Camminando “in versi” verso la Pasqua

Nel tempo di Quaresima, facciamo parlare anche la poesia: linguaggio che sa rendere visibile ciò che ai più è impercettibile - 9

La Quaresima è un tempo di attesa, di ascolto della Parola e di digiuno. Un cammino da fare assieme che attraversa la passione, la morte e la resurrezione del Signore. Un tempo lungo, durante il quale possiamo prepararci ad accogliere il mistero del Dio che si è fatto uomo e che è morto e risorto per la nostra salvezza. Un vero e proprio mistero da accogliere con fede. Una di quelle cose della vita che non sempre riusciamo a comprendere con la razionalità e forse non troviamo neanche le parole adeguate ad esprimerla.

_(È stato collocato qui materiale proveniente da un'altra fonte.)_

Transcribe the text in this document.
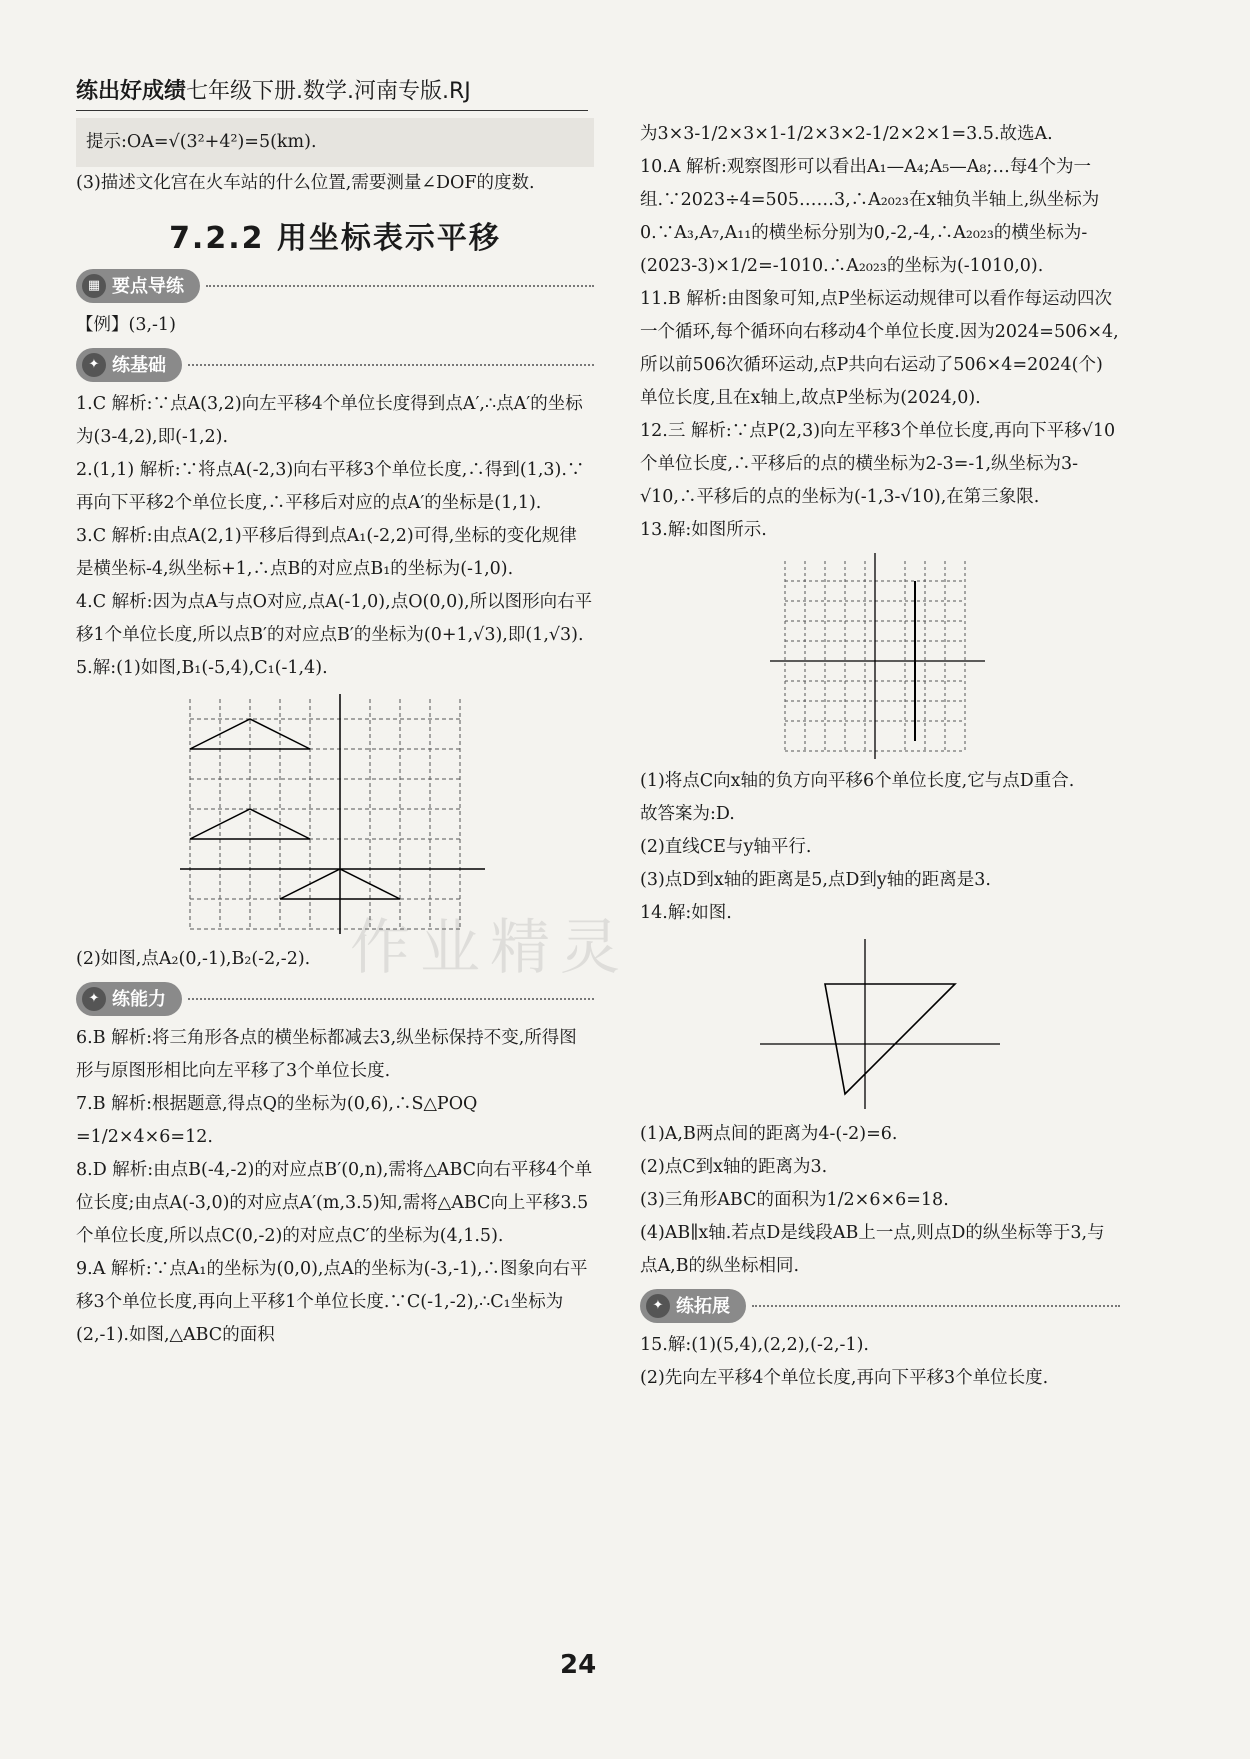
练出好成绩七年级下册.数学.河南专版.RJ

提示:OA=√(3²+4²)=5(km).

(3)描述文化宫在火车站的什么位置,需要测量∠DOF的度数.

7.2.2 用坐标表示平移
▦ 要点导练

【例】(3,-1)

✦ 练基础

1.C 解析:∵点A(3,2)向左平移4个单位长度得到点A′,∴点A′的坐标为(3-4,2),即(-1,2).

2.(1,1) 解析:∵将点A(-2,3)向右平移3个单位长度,∴得到(1,3).∵再向下平移2个单位长度,∴平移后对应的点A′的坐标是(1,1).

3.C 解析:由点A(2,1)平移后得到点A₁(-2,2)可得,坐标的变化规律是横坐标-4,纵坐标+1,∴点B的对应点B₁的坐标为(-1,0).

4.C 解析:因为点A与点O对应,点A(-1,0),点O(0,0),所以图形向右平移1个单位长度,所以点B′的对应点B′的坐标为(0+1,√3),即(1,√3).

5.解:(1)如图,B₁(-5,4),C₁(-1,4).

(2)如图,点A₂(0,-1),B₂(-2,-2).

✦ 练能力

6.B 解析:将三角形各点的横坐标都减去3,纵坐标保持不变,所得图形与原图形相比向左平移了3个单位长度.

7.B 解析:根据题意,得点Q的坐标为(0,6),∴S△POQ

=1/2×4×6=12.

8.D 解析:由点B(-4,-2)的对应点B′(0,n),需将△ABC向右平移4个单位长度;由点A(-3,0)的对应点A′(m,3.5)知,需将△ABC向上平移3.5个单位长度,所以点C(0,-2)的对应点C′的坐标为(4,1.5).

9.A 解析:∵点A₁的坐标为(0,0),点A的坐标为(-3,-1),∴图象向右平移3个单位长度,再向上平移1个单位长度.∵C(-1,-2),∴C₁坐标为(2,-1).如图,△ABC的面积

为3×3-1/2×3×1-1/2×3×2-1/2×2×1=3.5.故选A.

10.A 解析:观察图形可以看出A₁—A₄;A₅—A₈;…每4个为一组.∵2023÷4=505……3,∴A₂₀₂₃在x轴负半轴上,纵坐标为0.∵A₃,A₇,A₁₁的横坐标分别为0,-2,-4,∴A₂₀₂₃的横坐标为-(2023-3)×1/2=-1010.∴A₂₀₂₃的坐标为(-1010,0).

11.B 解析:由图象可知,点P坐标运动规律可以看作每运动四次一个循环,每个循环向右移动4个单位长度.因为2024=506×4,所以前506次循环运动,点P共向右运动了506×4=2024(个)单位长度,且在x轴上,故点P坐标为(2024,0).

12.三 解析:∵点P(2,3)向左平移3个单位长度,再向下平移√10个单位长度,∴平移后的点的横坐标为2-3=-1,纵坐标为3-√10,∴平移后的点的坐标为(-1,3-√10),在第三象限.

13.解:如图所示.

(1)将点C向x轴的负方向平移6个单位长度,它与点D重合.

故答案为:D.

(2)直线CE与y轴平行.

(3)点D到x轴的距离是5,点D到y轴的距离是3.

14.解:如图.

(1)A,B两点间的距离为4-(-2)=6.

(2)点C到x轴的距离为3.

(3)三角形ABC的面积为1/2×6×6=18.

(4)AB∥x轴.若点D是线段AB上一点,则点D的纵坐标等于3,与点A,B的纵坐标相同.

✦ 练拓展

15.解:(1)(5,4),(2,2),(-2,-1).

(2)先向左平移4个单位长度,再向下平移3个单位长度.

24
作业精灵
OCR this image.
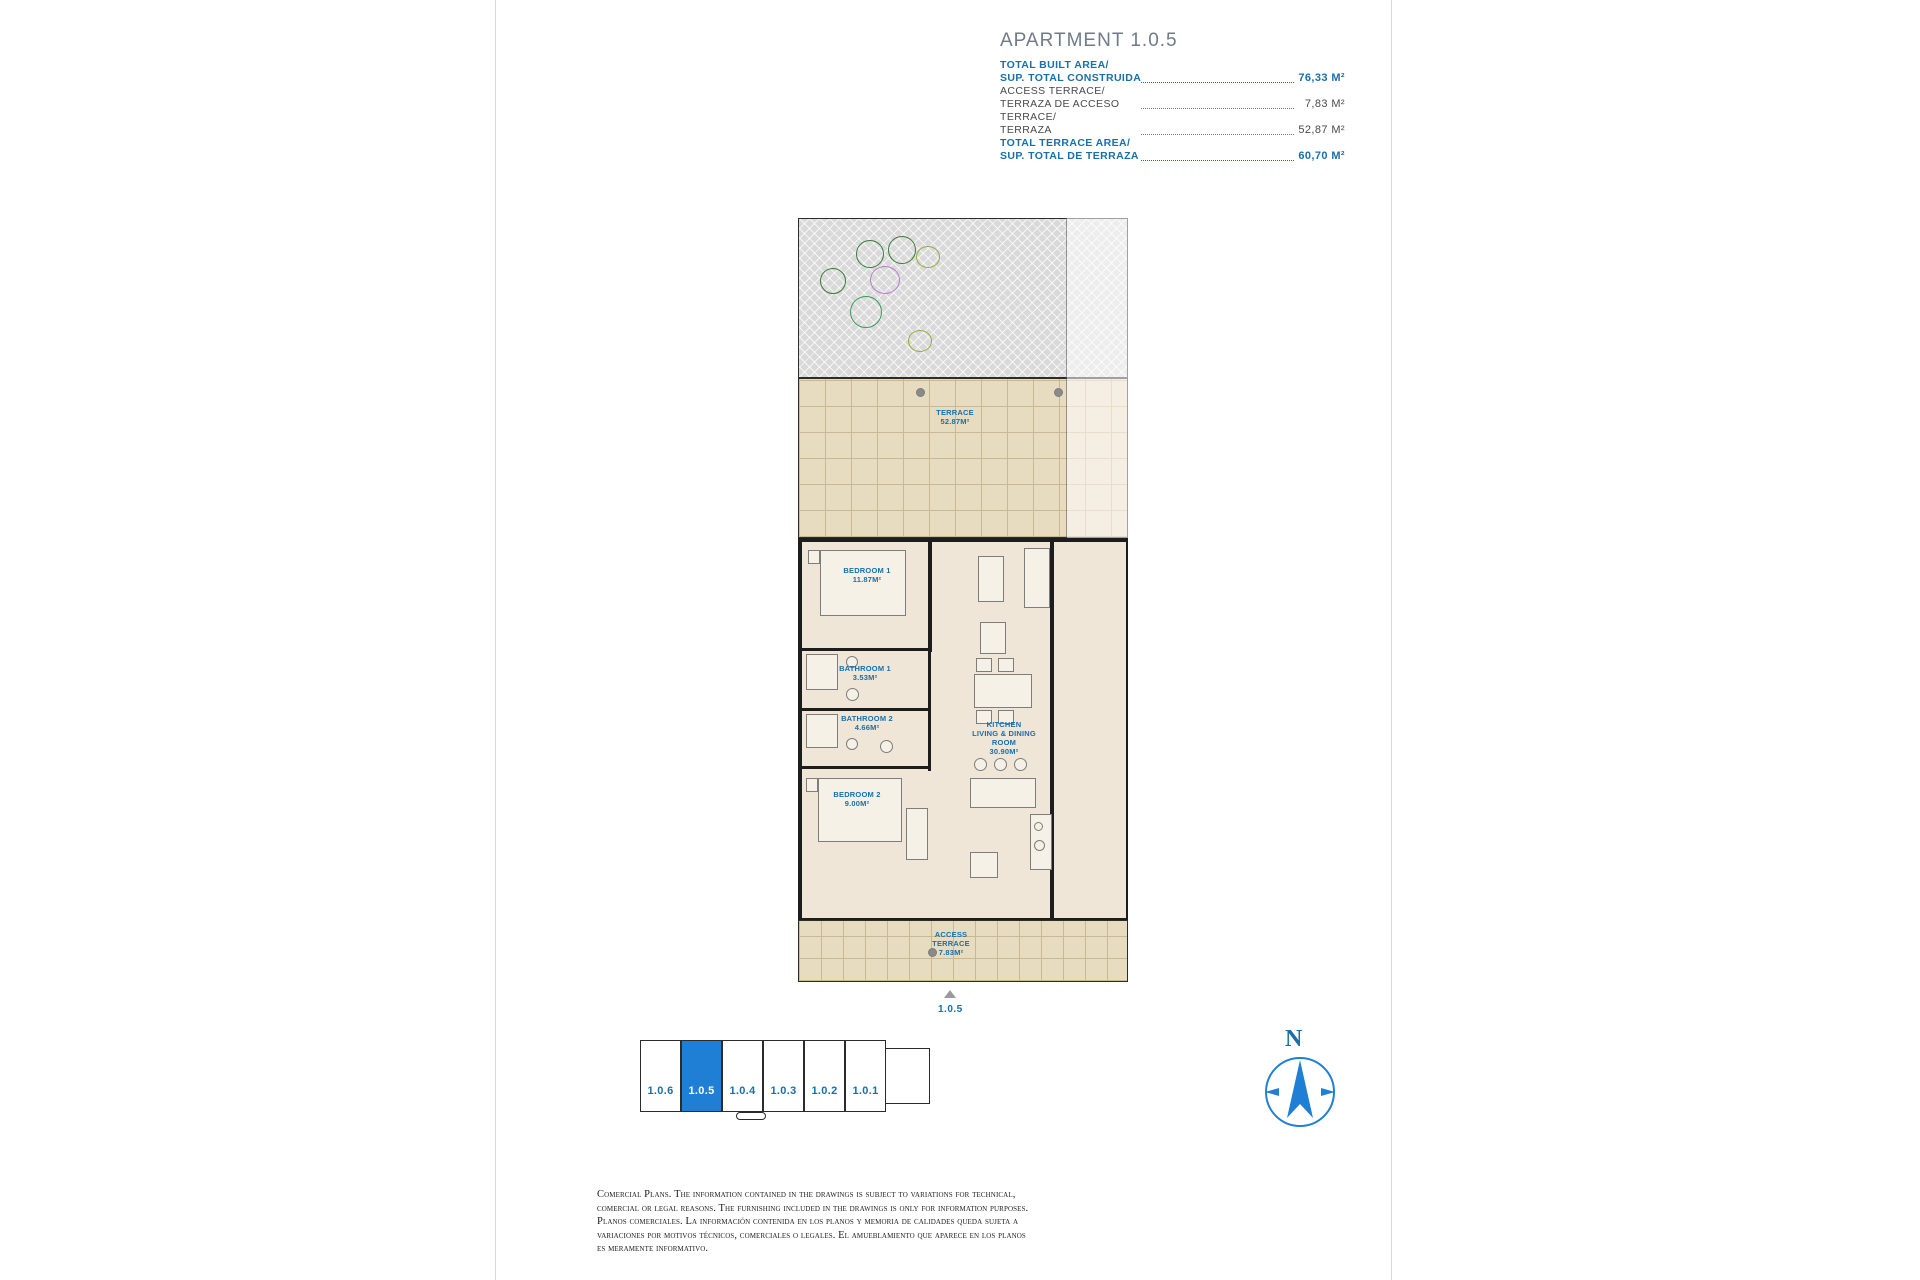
APARTMENT 1.0.5
TOTAL BUILT AREA/		
SUP. TOTAL CONSTRUIDA		76,33 M²
ACCESS TERRACE/		
TERRAZA DE ACCESO		7,83 M²
TERRACE/		
TERRAZA		52,87 M²
TOTAL TERRACE AREA/		
SUP. TOTAL DE TERRAZA		60,70 M²
TERRACE
52.87M²
BEDROOM 1
11.87M²
BATHROOM 1
3.53M²
BATHROOM 2
4.66M²
BEDROOM 2
9.00M²
KITCHEN
LIVING & DINING
ROOM
30.90M²
ACCESS
TERRACE
7.83M²
1.0.5
1.0.6	1.0.5	1.0.4	1.0.3	1.0.2	1.0.1
N
Comercial Plans. The information contained in the drawings is subject to variations for technical,
comercial or legal reasons. The furnishing included in the drawings is only for information purposes.
Planos comerciales. La información contenida en los planos y memoria de calidades queda sujeta a
variaciones por motivos técnicos, comerciales o legales. El amueblamiento que aparece en los planos
es meramente informativo.
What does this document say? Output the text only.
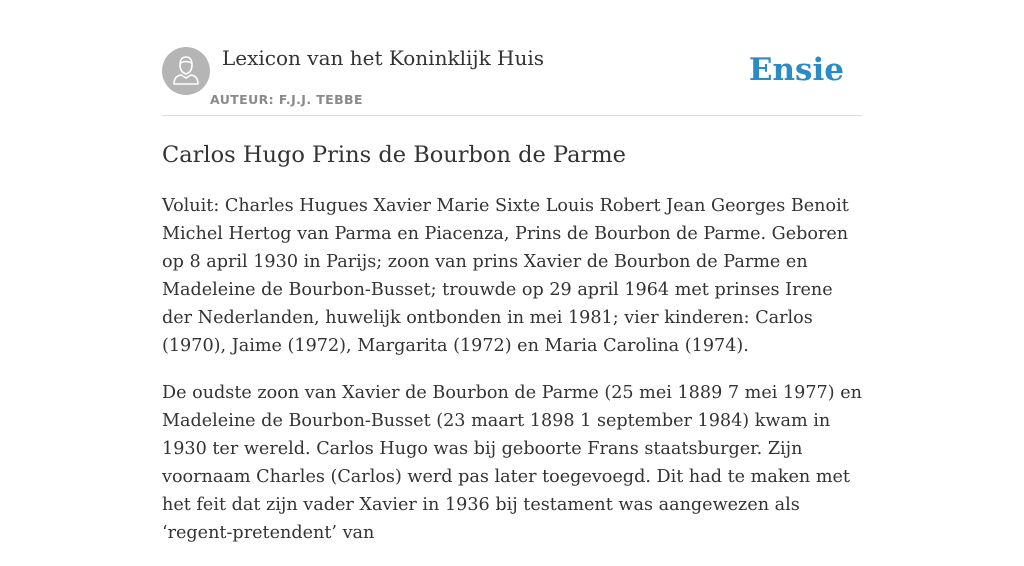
Lexicon van het Koninklijk Huis
AUTEUR: F.J.J. TEBBE
Ensie
Carlos Hugo Prins de Bourbon de Parme

Voluit: Charles Hugues Xavier Marie Sixte Louis Robert Jean Georges Benoit Michel Hertog van Parma en Piacenza, Prins de Bourbon de Parme. Geboren op 8 april 1930 in Parijs; zoon van prins Xavier de Bourbon de Parme en Madeleine de Bourbon-Busset; trouwde op 29 april 1964 met prinses Irene der Nederlanden, huwelijk ontbonden in mei 1981; vier kinderen: Carlos (1970), Jaime (1972), Margarita (1972) en Maria Carolina (1974).

De oudste zoon van Xavier de Bourbon de Parme (25 mei 1889 7 mei 1977) en Madeleine de Bourbon-Busset (23 maart 1898 1 september 1984) kwam in 1930 ter wereld. Carlos Hugo was bij geboorte Frans staatsburger. Zijn voornaam Charles (Carlos) werd pas later toegevoegd. Dit had te maken met het feit dat zijn vader Xavier in 1936 bij testament was aangewezen als ‘regent-pretendent’ van
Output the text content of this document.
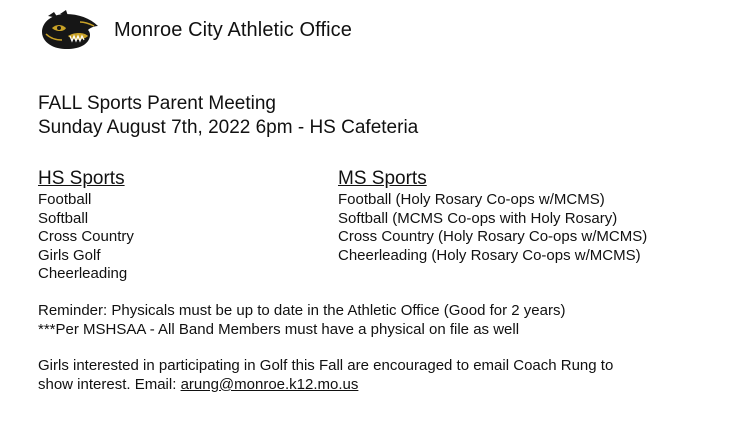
Monroe City Athletic Office
FALL Sports Parent Meeting
Sunday August 7th, 2022 6pm - HS Cafeteria
HS Sports
Football
Softball
Cross Country
Girls Golf
Cheerleading
MS Sports
Football (Holy Rosary Co-ops w/MCMS)
Softball (MCMS Co-ops with Holy Rosary)
Cross Country (Holy Rosary Co-ops w/MCMS)
Cheerleading (Holy Rosary Co-ops w/MCMS)
Reminder: Physicals must be up to date in the Athletic Office (Good for 2 years)
***Per MSHSAA - All Band Members must have a physical on file as well
Girls interested in participating in Golf this Fall are encouraged to email Coach Rung to
show interest. Email: arung@monroe.k12.mo.us
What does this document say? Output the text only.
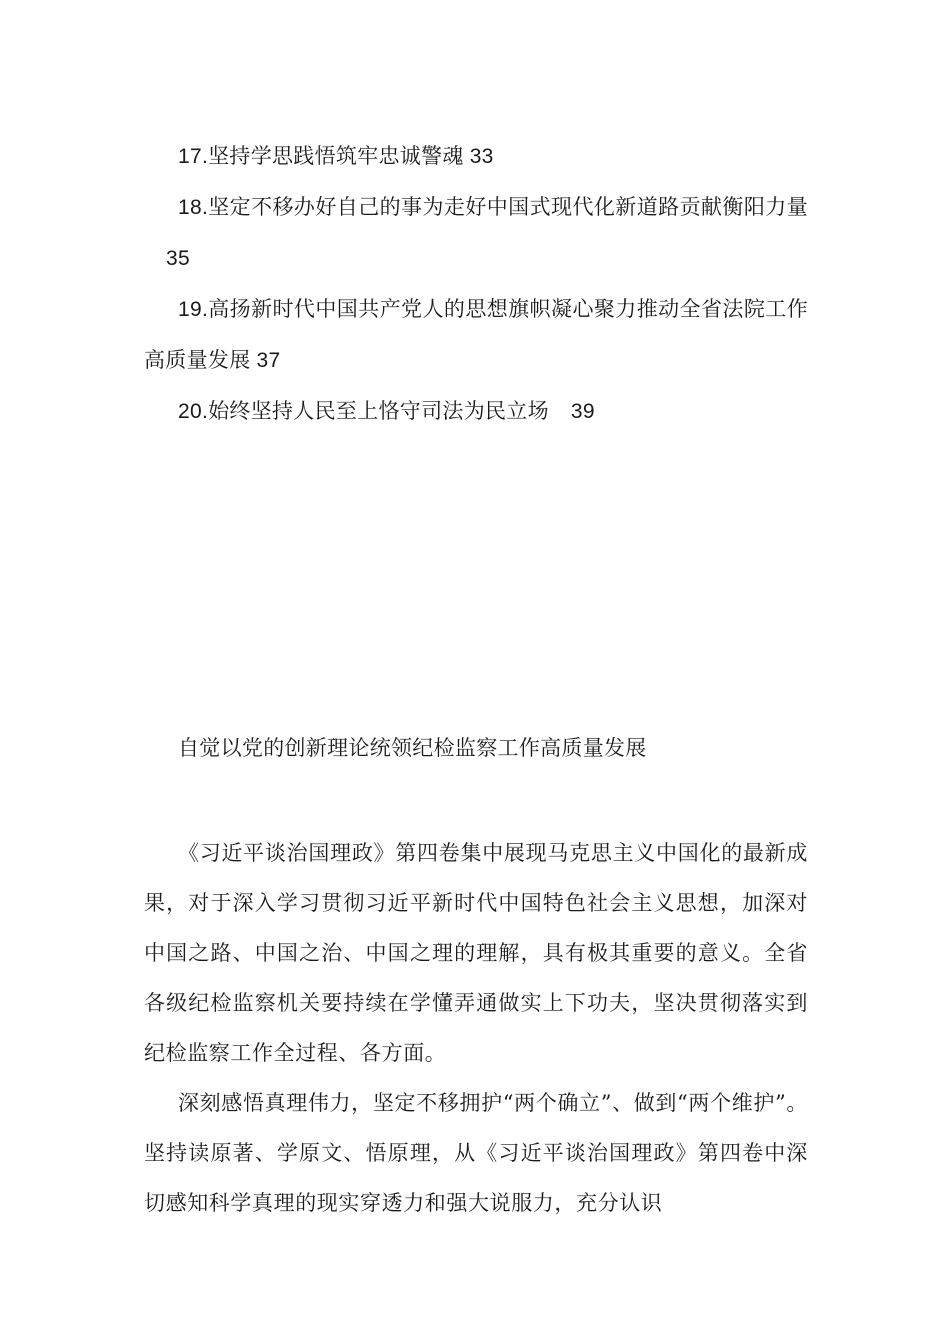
17.坚持学思践悟筑牢忠诚警魂 33

18.坚定不移办好自己的事为走好中国式现代化新道路贡献衡阳力量35

19.高扬新时代中国共产党人的思想旗帜凝心聚力推动全省法院工作高质量发展 37

20.始终坚持人民至上恪守司法为民立场 39

自觉以党的创新理论统领纪检监察工作高质量发展

《习近平谈治国理政》第四卷集中展现马克思主义中国化的最新成果，对于深入学习贯彻习近平新时代中国特色社会主义思想，加深对中国之路、中国之治、中国之理的理解，具有极其重要的意义。全省各级纪检监察机关要持续在学懂弄通做实上下功夫，坚决贯彻落实到纪检监察工作全过程、各方面。

深刻感悟真理伟力，坚定不移拥护“两个确立”、做到“两个维护”。坚持读原著、学原文、悟原理，从《习近平谈治国理政》第四卷中深切感知科学真理的现实穿透力和强大说服力，充分认识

Per queste ragioni abbiamo pensato di farci accompagnare dai versi di alcuni poeti. Papa Francesco li definiva «occhi che guardano e che sognano», «voce delle inquietudini umane» e «coloro che plasmano la nostra immaginazione». Lasciamoci quindi abitare, in questo tempo così denso, anche dalle parole poetiche che, in tempi e modi diversi, hanno saputo cogliere e dar voce ai desideri e alle inquietudini che abitano il cuore umano quando incontrano Dio. Come scriveva papa Francesco: “La parola della poesia raccoglie gli inquieti desideri che abitano il cuore dell’uomo, perché non si raffreddino e non si spengano. Questa opera permette allo Spirito di agire, di creare armonia dentro le tensioni e le contraddizioni della vita umana, di tenere acceso il fuoco delle passioni buone e di contribuire alla crescita della bellezza in tutte le sue forme”. 

 

Venerdì Santo

 

Nulla, credi, è più dolce per i nostri

occhi di questo giorno senza sole,

con i monti velati di viole

perché la primavera non si mostri:

Venerdì Santo! E ieri sera tu

ti rimendavi quest’abito, tutto

grigio, un abito come a mezzo lutto

per la morte del povero Gesù.

Traevi dalla tua cassa di noce

qualche grigio merletto secolare:

così vestita, accoglierà l’altare

la buona amante con le mani in croce…

Prega per me, prega per te, pel nostro amore,

per nostra cristiana tenerezza,

per la casa malata di tristezza,

e per il grigio Venerdì che muore:

Venerdì Santo, entrato in agonia,

non ha la sua campana che lo pianga

come un mendico, cui nulla rimanga,

rassegnato si muore sulla via.

Prega, e ricorda nella tua preghiera

tutte le cose che ci lasceranno:

anche il ramo d’olivo che l’altr’anno

ci donò, per la Pasqua, Primavera.

Quante volte l’olivo benedetto

vide noi moribondi nel piacere,

e vide le nostre due anime, in nere

vesti, per noi pregare a capo al letto!

E pregavamo, come se morisse

qualcuno: un poco, sempre, morivamo:

Ma sempre sull’aurora nuova, il ramo

d’olivo i lieti amanti benedisse!

Ora col nuovo tu lo cambierai:

anche devi pregare per gli specchi

velati, per i libri, per i vecchi

abiti che tu più non vestirai.

È sera: un riso labile si perde

sulle tue labbra, mentre t’inginocchi:

io guardo, dietro la veletta, gli occhi

due perle nere in una rete verde.

(Fausto Maria Martini)

 

Foto tratta da Wikipedia (Pubblico dominio)

 

Fausto Maria Martini nasce a Roma nel 1886 e qui muore nel 1931. È stato un poeta, un drammaturgo e un critico letterario. Ha lavorato come critico teatrale per diversi giornali affiancando l’attività di commediografo. Fa l’esperienza della Grande guerra durante la quale viene ferito gravemente e ai gravi problemi fisici si aggiunge una forma depressiva che non gli impedisce di riprendere l'attività giornalistica, né quella letteraria.